The complaint stems from incidents that occurred in the run up to the 2012 holiday season when groups affiliated with and backed by organized labor sought to disrupt activities at Walmart stores by encouraging employees to walk off the job in an action akin to a strike. Some of those who did so were fired by Walmart. Those fired viewed Walmart’s actions as retaliatory and the pro-organized labor NLRB sided with that view, claiming Walmart threatened and intimidated employees.
Walmart of course took a different view and contends it was within its rights to dismiss workers who chose to abandon a scheduled shift, regardless of the reason. At issue is whether the protests are deemed a “stike,” as organizers characterized the activity at the time. Walmart employees do not belong to a union and are not covered by a collective bargaining agreement so it is impossible for workers to go on strike.

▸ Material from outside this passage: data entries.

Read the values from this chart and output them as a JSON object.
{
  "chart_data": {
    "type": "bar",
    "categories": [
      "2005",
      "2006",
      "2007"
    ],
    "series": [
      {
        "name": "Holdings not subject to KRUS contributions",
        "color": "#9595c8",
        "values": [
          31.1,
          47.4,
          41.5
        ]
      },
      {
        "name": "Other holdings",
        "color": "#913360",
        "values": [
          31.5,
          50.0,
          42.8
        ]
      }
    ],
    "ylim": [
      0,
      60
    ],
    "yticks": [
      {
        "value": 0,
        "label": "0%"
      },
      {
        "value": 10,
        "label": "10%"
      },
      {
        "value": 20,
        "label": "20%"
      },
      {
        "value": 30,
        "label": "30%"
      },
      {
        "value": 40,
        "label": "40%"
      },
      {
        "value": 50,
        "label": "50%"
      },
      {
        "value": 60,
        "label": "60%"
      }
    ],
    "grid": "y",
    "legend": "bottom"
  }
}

Participating in organized protests is a different matter and had the employees done so on their own time Walmart wouldn’t have been able to fire them.
Walmart spokeswoman Brooke Buchanan was quoted in several locations as saying the company looks forward to sharing facts of the case with an administrative law judge because it is unacceptable for an employee to come and go from work to participate in union orchestrated PR stunt.
What’s ironic about the whole affair is that the employees who find Walmart such a terrible place to work and are demanding higher wages now want their jobs back at an employer they so despise.